There are a lot of great, great college basketball players who never get to the NBA. Devin Cannady has made it. His resume will forever include achieving at the very highest level. 

Cannady's original 10-day contract still has five more games to go, including tonight, when the Magic host the Indiana Pacers. As TB said the other day, he sincerely believes that Cannady will spend more than 10 days on an NBA roster.

TB wanted to start out today with that. 

His other point is about women's athletic history. 

This coming Monday is the 50th anniversary of the first team event any Princeton women's team ever played. It was a women's tennis match, against Penn. Princeton won, 5-1. 

By that point, Princeton had already had women compete individually in tennis and swimming and diving. TB will have much more on the anniversary Monday, obviously.

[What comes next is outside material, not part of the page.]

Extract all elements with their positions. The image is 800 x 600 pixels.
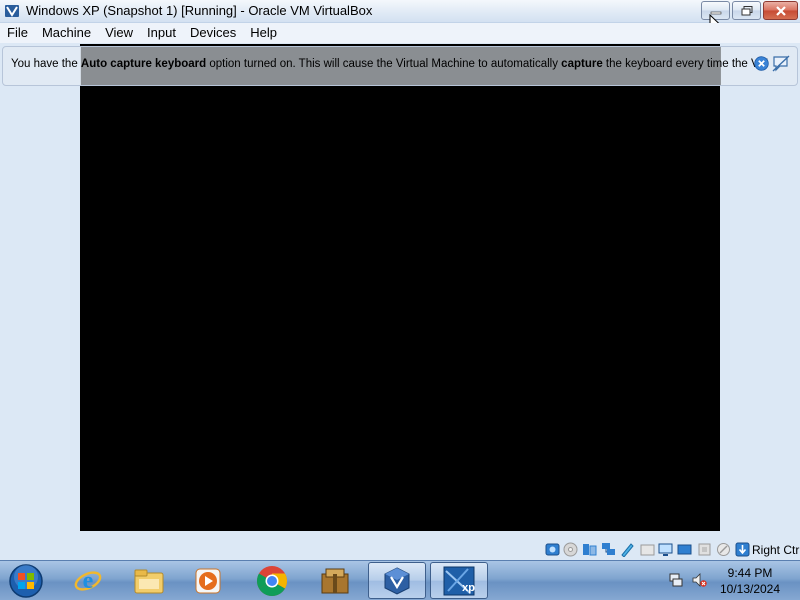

He's almost at the finish line of the writing piece of his book on women's athletic history. There's still the editing and layout and all, but the challenge of writing it is almost over. 

One thing he's noticed about Princeton's women's athletic alums is that what seems like a high number of them have gone on to become medical doctors.

In fact there are more than 300 former Princeton women athletes who are currently doctors. You can pick a decade, pick a team, pick whatever you like and you'll find someone, multiple someones, who have gone on to medical school.

TB has brought you the stories of women like Deborah Saint-Phard and Vietta Johnson in the book excerpts he's posted. He's also spoken to a few other women who have become doctors.

His main question is what is the connection between athletics and medicine. He's gotten some pretty interesting feedback.

Actually it seems like there are two commonalities.

First, there is the fact that athletes are at a higher risk for injuries. Once they've been down that road, they are intrigued by the healing process.

The other is that medicine is very much a team-oriented venture. Almost every Tiger-turned-doctor that TB spoke to said this about the profession.

It's an interesting thing to think about. What you learn as a member of a team translates directly into being successful in an operating room or an emergency room or in a medical practice. That is in addition to the discipline it takes to be an athlete in the first place, not to mention the physical and mental stamina necessary.

Perhaps more than anything else, that's why so many former women athletes go on to become doctors. 

Or maybe they're just high achievers. Either way, it's a really interesting - and really impressive - part of women's athletic history at Princeton.

The first women's athletic event ever at Princeton was on Oct. 17, 1970, when Margie Gengler and Helena Novakova competed in the Eastern Intercollegiate Tennis Championships in New Paltz. 

Another hugely important day was April 12, 1971, which is 50 years ago Monday. That day was the first of so many games, so many amazing wins, so many championships and so many celebrations. 

TB has spent a year trying to chronicle that history. It's been a lot of fun to do so. 

He'll be back Monday with more on the historic occasion.